Leave it to me to pick the foggiest possible morning to take the train out to Uetliberg Mountain. And to be fair, it really doesn’t matter. It’s a mountain only in the technical sense–it’s in the Swiss plateau, part of the Albis chain. At 2,850 feet above sea level, it gives you a very nice view over Zürich (on a clear day, anyway), but it’s dwarfed by the other major mountains in Switzerland.
That said, it’s super easy to get to, and it also serves as a great jumping-off point for a two hour hike to Felsenegg, if that’s what you’re into.
Us? Not so much.
But first things first: get yourself to the Zürich Hauptbahnhof, the main train station in Zürich, and buy a round-trip ticket to Uetliberg on the S10. Trains usually run every half-hour or so, and the trip takes about 20 minutes. Here’s a hot tip: make sure you’re on the train that goes all the way out to Uetliberg because there are trains that do not. It’s not a huge deal if you make the mistake–as I did–of getting on a train that terminates at an earlier stop. Another train will be along soon.
The Uetliberg stop is small, but it does have station with a small snack shop, restrooms, and a cute little playground. And that’s all great, but you didn’t haul your cookies up there to hang out on a merry-go-round of swings, right? No, you want the views of Zürich. You want the hiking trails. So look around for the ample and very clear signage and follow it. You’ll walk up a very pretty set of wooden steps, which connect you to a wide, paved walking path that is the beginning of the Planet Trail. Why is it called the Planet Trail? Because it shows the enormous distances between planets in our solar system along the trail (through signage and representations of all the planets), with each meter of the path representing 1 million kilometers. This is the main path that leads to Felsenegg, so do pay attention to the trail signage if you want to undertake the hike.
For the rest of us, keep an eye out for the signs that point to Hotel and Restaurant Uto Kulm, which is the option Mr. Pretty and I chose. It’s not a far trek from the train station–maybe 15 or 20 minutes, and while not steep, the trail does have a bit of a gradient. It is on top of Uetliberg Mountain after all. It at the peak!
You can absolutely stay at Uto Kulm. There’s something to be said for claiming a hotel room on top of a mountain, even a short mountain. And shockingly, it’s really fairly affordable, given how expensive a typical hotel room is in Zürich. The least expensive double room can run you 600-700 CHF for a four night stay.

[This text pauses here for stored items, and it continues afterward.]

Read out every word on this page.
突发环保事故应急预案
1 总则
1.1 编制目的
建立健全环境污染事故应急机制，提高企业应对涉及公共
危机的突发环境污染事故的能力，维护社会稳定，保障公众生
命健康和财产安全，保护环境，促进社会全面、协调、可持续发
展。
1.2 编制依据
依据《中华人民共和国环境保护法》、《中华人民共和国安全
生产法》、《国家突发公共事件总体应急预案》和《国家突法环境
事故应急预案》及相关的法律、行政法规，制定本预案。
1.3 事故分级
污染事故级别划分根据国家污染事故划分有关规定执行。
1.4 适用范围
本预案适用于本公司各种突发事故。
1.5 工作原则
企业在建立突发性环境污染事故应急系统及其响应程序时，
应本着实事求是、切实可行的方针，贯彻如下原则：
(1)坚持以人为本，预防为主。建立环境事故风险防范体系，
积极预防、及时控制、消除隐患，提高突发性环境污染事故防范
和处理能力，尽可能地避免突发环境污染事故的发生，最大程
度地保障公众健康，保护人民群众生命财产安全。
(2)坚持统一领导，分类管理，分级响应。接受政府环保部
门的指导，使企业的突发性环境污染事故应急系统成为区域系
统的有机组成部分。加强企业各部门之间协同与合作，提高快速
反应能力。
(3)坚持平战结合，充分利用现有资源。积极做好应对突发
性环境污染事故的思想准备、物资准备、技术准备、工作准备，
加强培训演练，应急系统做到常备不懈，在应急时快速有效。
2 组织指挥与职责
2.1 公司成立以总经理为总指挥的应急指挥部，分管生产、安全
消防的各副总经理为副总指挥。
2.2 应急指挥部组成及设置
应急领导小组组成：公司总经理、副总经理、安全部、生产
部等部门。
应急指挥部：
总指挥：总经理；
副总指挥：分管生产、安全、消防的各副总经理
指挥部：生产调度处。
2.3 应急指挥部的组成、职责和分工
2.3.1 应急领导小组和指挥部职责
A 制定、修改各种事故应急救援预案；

We only visited, though, and we chose to visit first thing in the morning. As you can see from the photos, the fog hadn’t yet burned off, so we paid a visit to the restaurant inside the hotel for a lovely continental breakfast. The breakfast was fairly standard, with the addition of great cheese options. Seriously–why doesn’t every breakfast offer very good cheese? A cheese plate for breakfast should be completely normal. They also had some delicious pineapple juice on the bar.
The grounds of the hotel are quite small. Aside from an observation deck, there’s an area with a fenced in look-out point and places to sit and enjoy the views. Very charming. And romantic, as it turns out. We found this note tacked to two benches and the fence:
Don’t you want to know if the girl ever came back and found the note? Don’t you want to know if she called the boy? Part of me wants to write the story myself. Maybe one day I will.